Выплывать назначено на рассвете. Яхта называется «Фортуна». Бумаг на груз нет. Капитан знакомый, правильный, лишних вопросов задавать не будет. Там Романа встретит человек по имени Хасан. Вернуться надо вечером, под сумерки.
Яхтой оказался ржавый шлюп с мотором. Хмурый молчаливый капитан, ни слова не говоря, показал рукой место Романа на свернутых кольцами толстых канатах и завел мотор.

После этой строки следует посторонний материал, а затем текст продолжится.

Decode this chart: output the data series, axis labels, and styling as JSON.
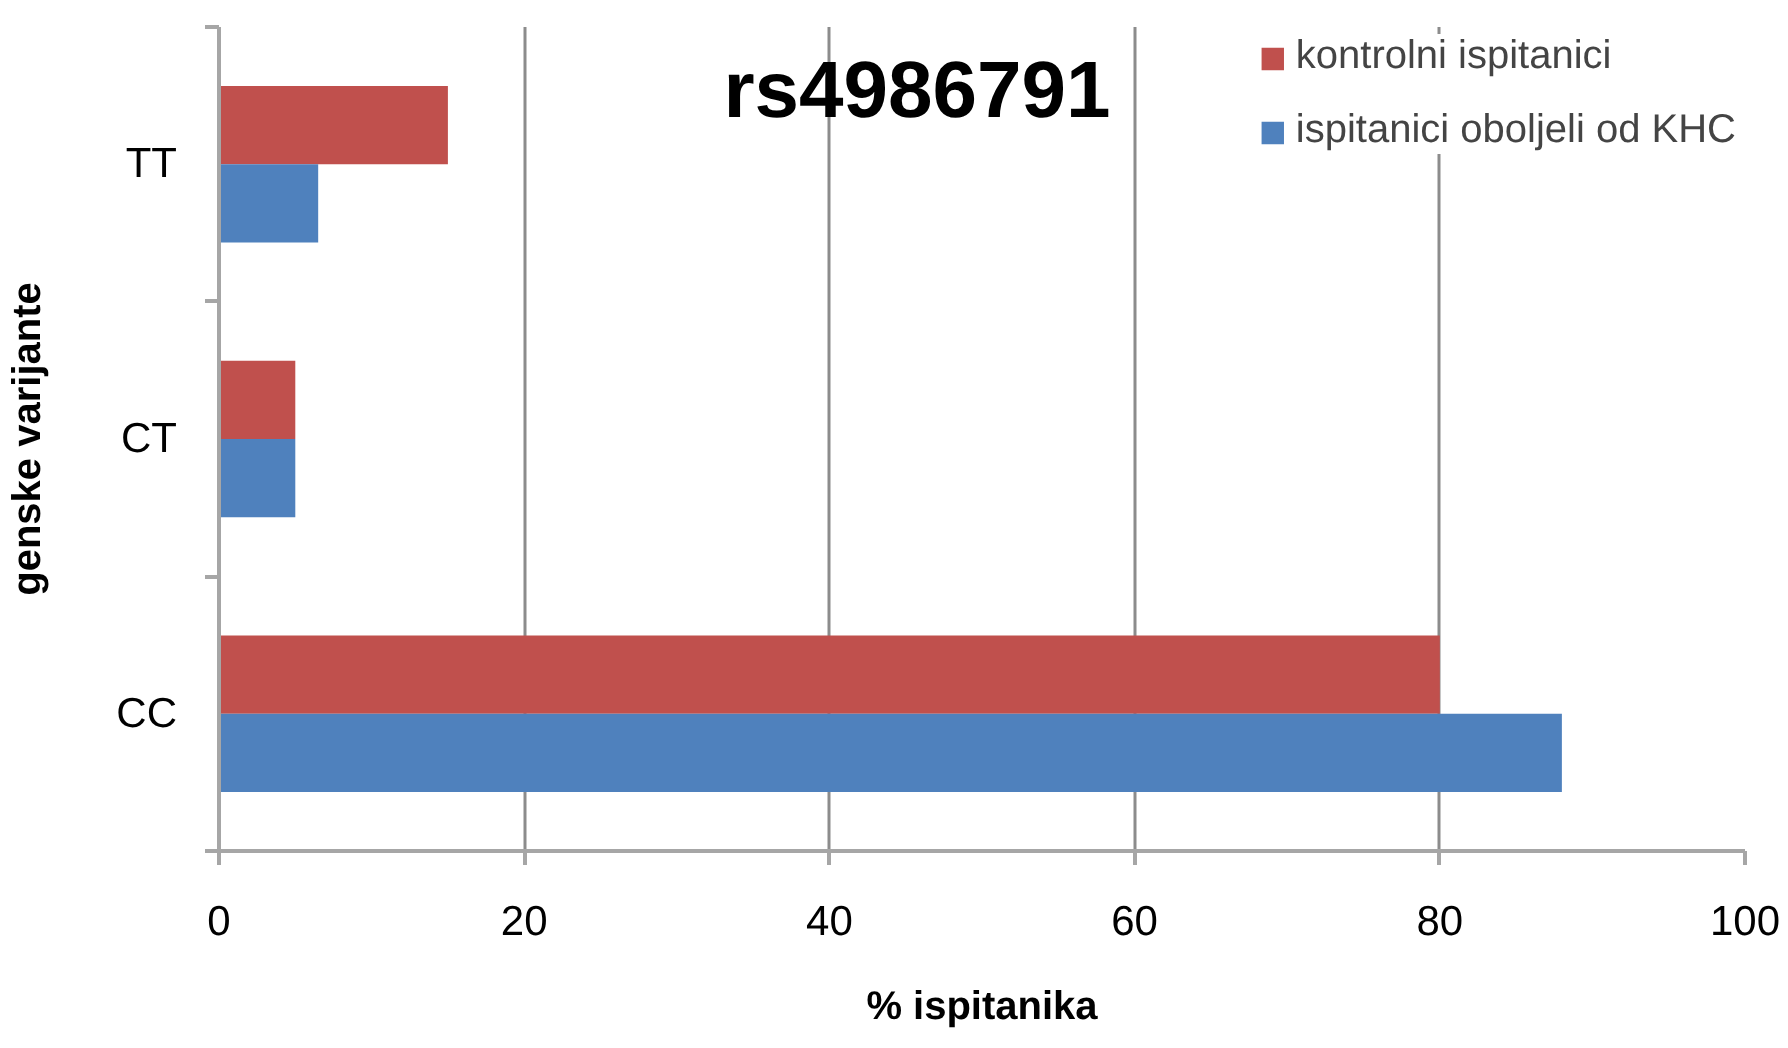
{
  "chart_data": {
    "type": "bar",
    "orientation": "horizontal",
    "title": "rs4986791",
    "xlabel": "% ispitanika",
    "ylabel": "genske varijante",
    "categories": [
      "TT",
      "CT",
      "CC"
    ],
    "series": [
      {
        "name": "kontrolni ispitanici",
        "color": "#c0504d",
        "values": [
          15,
          5,
          80
        ]
      },
      {
        "name": "ispitanici oboljeli od KHC",
        "color": "#4f81bd",
        "values": [
          6.5,
          5,
          88
        ]
      }
    ],
    "xlim": [
      0,
      100
    ],
    "xticks": [
      0,
      20,
      40,
      60,
      80,
      100
    ],
    "grid": "x",
    "legend": "top right"
  }
}
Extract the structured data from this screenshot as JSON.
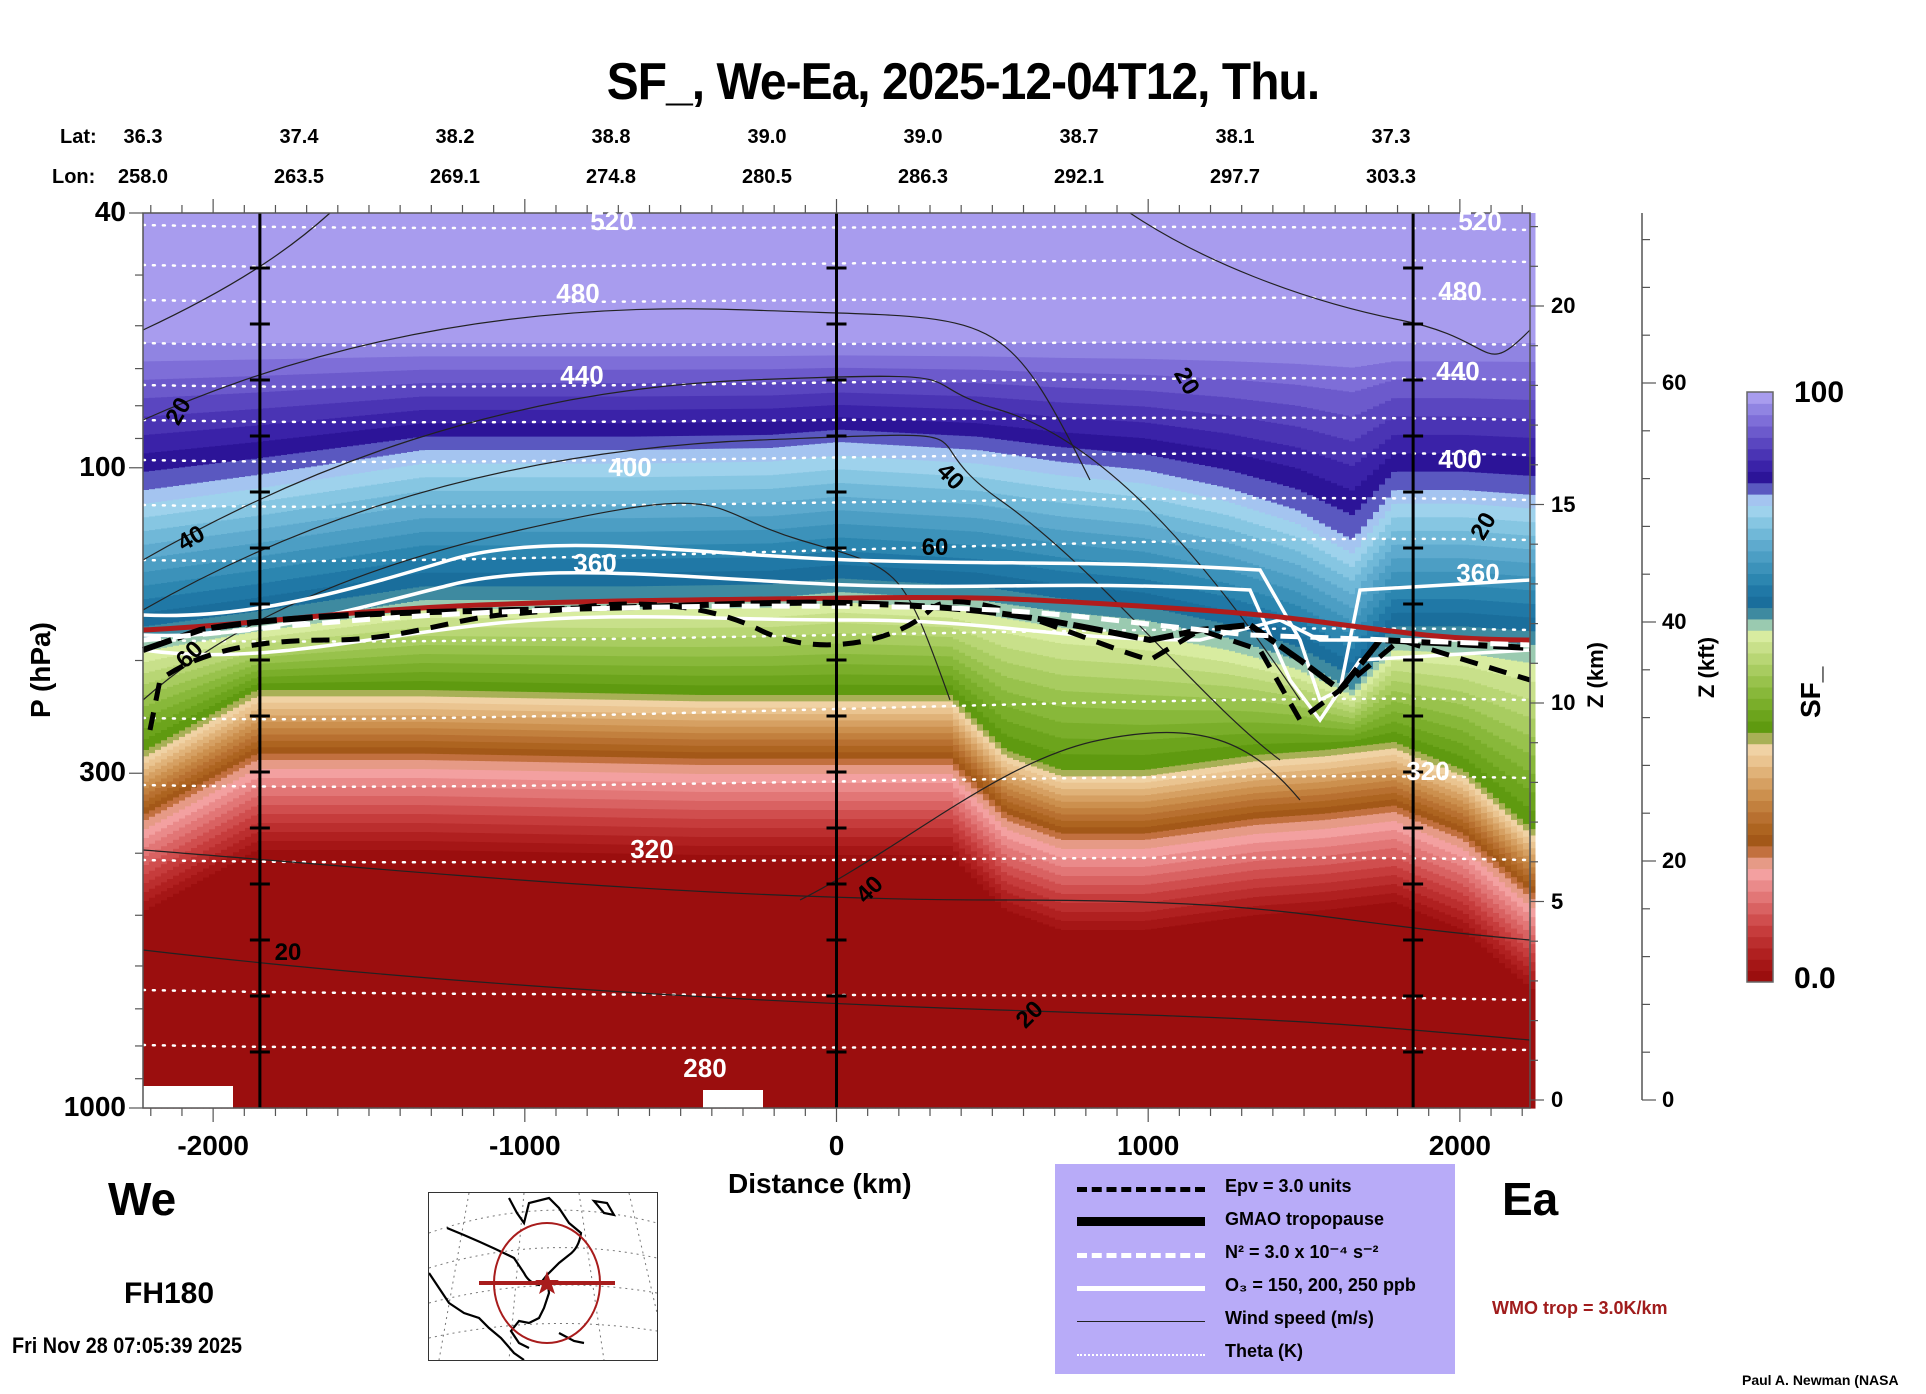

Едва отплыли — на море пошла волна. Романа кидало из стороны в сторону, аж чуть дурно не сделалось. Он перебрался в кабинку к капитану. Тот лишь зыркнул черным взглядом, ничего не сказав.

Наконец, показался берег. Они подошли к покосившейся пристани, но швартоваться не стали. Кинули якорь рядом, благо волна была тихой. Вскоре подплыла лодка, груженая мешками. На борт забрался плюгавый мужичок, представился Хасаном. Скомандовал своим в лодке, и они стали перекидывать мешки на яхту. Роману пришлось самому распределять их по палубе и швартовать пахнувшими тиной рыбацкими сетями. Хасан пересчитал груз, записал что-то на бумажке и попросил расписаться. Пришлось поставить закорючку на русском языке, во дела..

Простояли на якоре до утра. Свежий морской воздух плюс бутылка вина с хлебом и пахучим домашним сыром сморили Романа так, что капитан еле добудился его.

Обратно плыли спокойно, без сильной качки. К бухте подошли, как и договаривались, под сумерки. Ориентировались по огням.

Встречал судно Джованни. Свистнул людей, те быстро закидали мешки в грузовик и уехали.

Джованни о чем-то пошептался с капитаном и передал ему сверток. Потом вернулся.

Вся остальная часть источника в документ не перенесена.